Shares of SJM dropped 9.5% on Thursday. This was a very disappointing quarter for Smucker, but the selloff gives them a decent valuation, especially if the new guidance is accurate. I feel better about SJM’s earnings than I do about Hormel’s. This week, I’m lowering my Buy Below on Smucker to $118 per share.
Buy List Updates
I have a few quick updates for some of our Buy List stocks.
On Wednesday, Stryker (SYK) said that it’s doing a voluntary recall of “specific lots of Oral Care products sold through the company`s Sage Products business unit.” The problem seems to have come from a third-party provider. Fortunately, Stryker said that it’s not aware of any serious adverse effects.
Earlier, Stryker gave full-year guidance of $6.45 to $6.55 per share. Now the company expects to come in at the low end of that range. For Q3, Stryker expects to be at the low end of the previously-announced range of $1.50 to $1.55 per share.
This is disappointing news, but it’s hardly enough to shake my confidence in Stryker.

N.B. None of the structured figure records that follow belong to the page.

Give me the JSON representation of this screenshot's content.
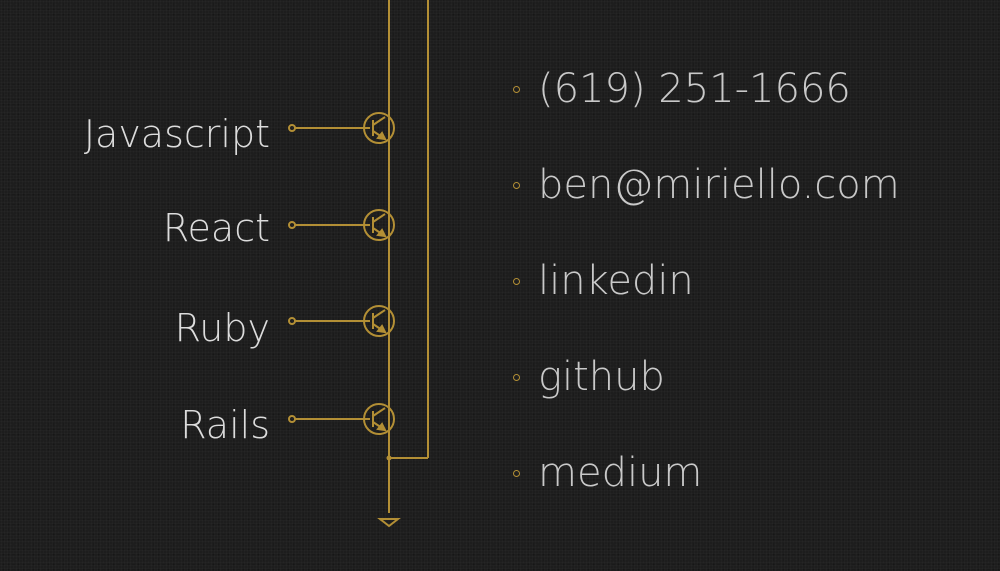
{
  "skills": [
    {
      "label": "Javascript"
    },
    {
      "label": "React"
    },
    {
      "label": "Ruby"
    },
    {
      "label": "Rails"
    }
  ],
  "contacts": [
    {
      "label": "(619) 251-1666"
    },
    {
      "label": "ben@miriello.com"
    },
    {
      "label": "linkedin"
    },
    {
      "label": "github"
    },
    {
      "label": "medium"
    }
  ],
  "colors": {
    "background": "#1d1d1d",
    "circuit_gold": "#b38f35",
    "skill_text": "#dcdcdc",
    "contact_text": "#c9c9c9"
  },
  "icons": [
    "transistor-icon",
    "ground-icon",
    "bullet-dot-icon"
  ]
}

I also wanted to follow up on Ross Stores (ROST). The deep discounter had a very good earnings report last week, but I wasn’t able to see the market’s reaction until after I sent you the newsletter. On Friday, shares of ROST jumped 10.7%. Yesterday, the shares broke above $60 for the first time in two months. Our patience is being rewarded. Ross is a buy up to $61 per share.
Three weeks ago, Cinemark (CNK) reported earnings of 44 cents per share. The market initially reacted favorably, but then it changed its mind. CNK has been trending lower ever since. At one point, shares of CNK fell eight times in nine days. Frankly, I should have lowered our Buy Below earlier, but I’ll do it this week. Cinemark is now a buy up to $36 per share.

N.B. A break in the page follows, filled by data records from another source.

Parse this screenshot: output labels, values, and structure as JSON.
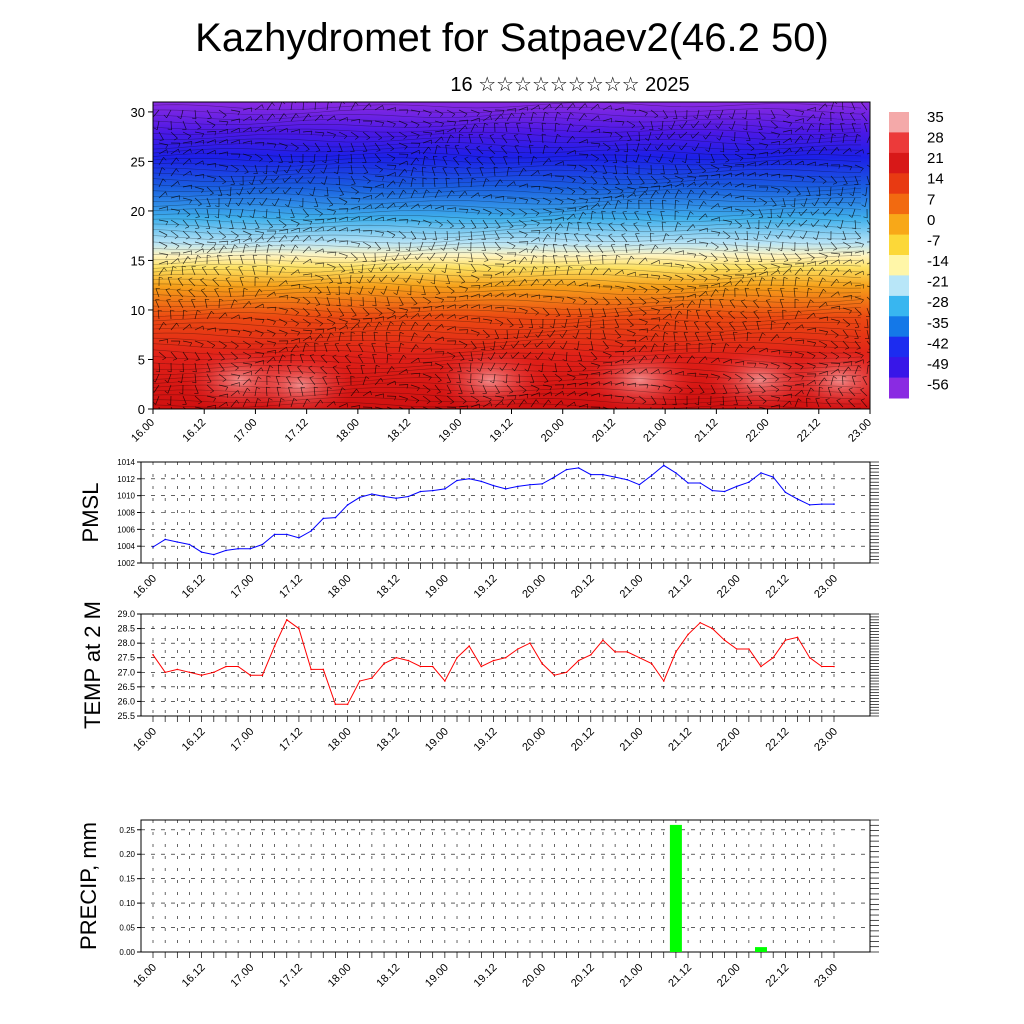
{
  "title": "Kazhydromet for Satpaev2(46.2 50)",
  "subtitle": "16 ☆☆☆☆☆☆☆☆☆ 2025",
  "chart_data": [
    {
      "type": "heatmap",
      "description_of_fields": "vertical cross-section: temperature shading with wind barbs",
      "ylim": [
        0,
        31
      ],
      "yticks": [
        "0",
        "5",
        "10",
        "15",
        "20",
        "25",
        "30"
      ],
      "yvals": [
        0,
        5,
        10,
        15,
        20,
        25,
        30
      ],
      "xtick_labels": [
        "16.00",
        "16.12",
        "17.00",
        "17.12",
        "18.00",
        "18.12",
        "19.00",
        "19.12",
        "20.00",
        "20.12",
        "21.00",
        "21.12",
        "22.00",
        "22.12",
        "23.00"
      ],
      "colorbar_labels": [
        "35",
        "28",
        "21",
        "14",
        "7",
        "0",
        "-7",
        "-14",
        "-21",
        "-28",
        "-35",
        "-42",
        "-49",
        "-56"
      ],
      "colorbar_colors": [
        "#f4a9a9",
        "#ec3a3a",
        "#d81818",
        "#e83a12",
        "#f26a10",
        "#f8a818",
        "#fcd838",
        "#fff6a8",
        "#b8e6f8",
        "#38b6f0",
        "#1478e8",
        "#1c2cf0",
        "#3816e8",
        "#8a2be2"
      ]
    },
    {
      "type": "line",
      "ylabel": "PMSL",
      "ylim": [
        1002,
        1014
      ],
      "yticks": [
        "1002",
        "1004",
        "1006",
        "1008",
        "1010",
        "1012",
        "1014"
      ],
      "xtick_labels": [
        "16.00",
        "16.12",
        "17.00",
        "17.12",
        "18.00",
        "18.12",
        "19.00",
        "19.12",
        "20.00",
        "20.12",
        "21.00",
        "21.12",
        "22.00",
        "22.12",
        "23.00"
      ],
      "x": [
        0,
        1,
        2,
        3,
        4,
        5,
        6,
        7,
        8,
        9,
        10,
        11,
        12,
        13,
        14,
        15,
        16,
        17,
        18,
        19,
        20,
        21,
        22,
        23,
        24,
        25,
        26,
        27,
        28,
        29,
        30,
        31,
        32,
        33,
        34,
        35,
        36,
        37,
        38,
        39,
        40,
        41,
        42,
        43,
        44,
        45,
        46,
        47,
        48,
        49,
        50,
        51,
        52,
        53,
        54,
        55,
        56
      ],
      "values": [
        1003.9,
        1004.8,
        1004.5,
        1004.2,
        1003.3,
        1003.0,
        1003.5,
        1003.7,
        1003.7,
        1004.2,
        1005.4,
        1005.4,
        1005.0,
        1005.8,
        1007.3,
        1007.4,
        1008.9,
        1009.8,
        1010.2,
        1009.9,
        1009.7,
        1009.9,
        1010.5,
        1010.6,
        1010.8,
        1011.8,
        1012.0,
        1011.7,
        1011.2,
        1010.8,
        1011.1,
        1011.3,
        1011.4,
        1012.2,
        1013.1,
        1013.3,
        1012.5,
        1012.5,
        1012.2,
        1011.9,
        1011.3,
        1012.4,
        1013.6,
        1012.7,
        1011.5,
        1011.5,
        1010.6,
        1010.5,
        1011.1,
        1011.6,
        1012.7,
        1012.2,
        1010.4,
        1009.6,
        1008.9,
        1009.0,
        1009.0
      ],
      "color": "#0000ff"
    },
    {
      "type": "line",
      "ylabel": "TEMP at 2 M",
      "ylim": [
        25.5,
        29.0
      ],
      "yticks": [
        "25.5",
        "26.0",
        "26.5",
        "27.0",
        "27.5",
        "28.0",
        "28.5",
        "29.0"
      ],
      "xtick_labels": [
        "16.00",
        "16.12",
        "17.00",
        "17.12",
        "18.00",
        "18.12",
        "19.00",
        "19.12",
        "20.00",
        "20.12",
        "21.00",
        "21.12",
        "22.00",
        "22.12",
        "23.00"
      ],
      "x": [
        0,
        1,
        2,
        3,
        4,
        5,
        6,
        7,
        8,
        9,
        10,
        11,
        12,
        13,
        14,
        15,
        16,
        17,
        18,
        19,
        20,
        21,
        22,
        23,
        24,
        25,
        26,
        27,
        28,
        29,
        30,
        31,
        32,
        33,
        34,
        35,
        36,
        37,
        38,
        39,
        40,
        41,
        42,
        43,
        44,
        45,
        46,
        47,
        48,
        49,
        50,
        51,
        52,
        53,
        54,
        55,
        56
      ],
      "values": [
        27.6,
        27.0,
        27.1,
        27.0,
        26.9,
        27.0,
        27.2,
        27.2,
        26.9,
        26.9,
        27.9,
        28.8,
        28.5,
        27.1,
        27.1,
        25.9,
        25.9,
        26.7,
        26.8,
        27.3,
        27.5,
        27.4,
        27.2,
        27.2,
        26.7,
        27.5,
        27.9,
        27.2,
        27.4,
        27.5,
        27.8,
        28.0,
        27.3,
        26.9,
        27.0,
        27.4,
        27.6,
        28.1,
        27.7,
        27.7,
        27.5,
        27.3,
        26.7,
        27.7,
        28.3,
        28.7,
        28.5,
        28.1,
        27.8,
        27.8,
        27.2,
        27.5,
        28.1,
        28.2,
        27.5,
        27.2,
        27.2
      ],
      "color": "#ff0000"
    },
    {
      "type": "bar",
      "ylabel": "PRECIP, mm",
      "ylim": [
        0,
        0.27
      ],
      "yticks": [
        "0.00",
        "0.05",
        "0.10",
        "0.15",
        "0.20",
        "0.25"
      ],
      "xtick_labels": [
        "16.00",
        "16.12",
        "17.00",
        "17.12",
        "18.00",
        "18.12",
        "19.00",
        "19.12",
        "20.00",
        "20.12",
        "21.00",
        "21.12",
        "22.00",
        "22.12",
        "23.00"
      ],
      "x": [
        43,
        50
      ],
      "values": [
        0.26,
        0.01
      ],
      "color": "#00ff00"
    }
  ]
}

That’s all for now. Next week is the final week of trading before the Labor Day holiday. On Wednesday, the government will revise the Q2 GDP figure. The initial report showed growth of 2.6%. On Friday, the Labor Department will release the August labor report just ahead of the Labor Day weekend. I’ll try not to belabor the point. The last report showed unemployment at 4.3%, which tied a 16-year low. Be sure to keep checking the blog for daily updates. I’ll have more market analysis for you in the next issue of CWS Market Review!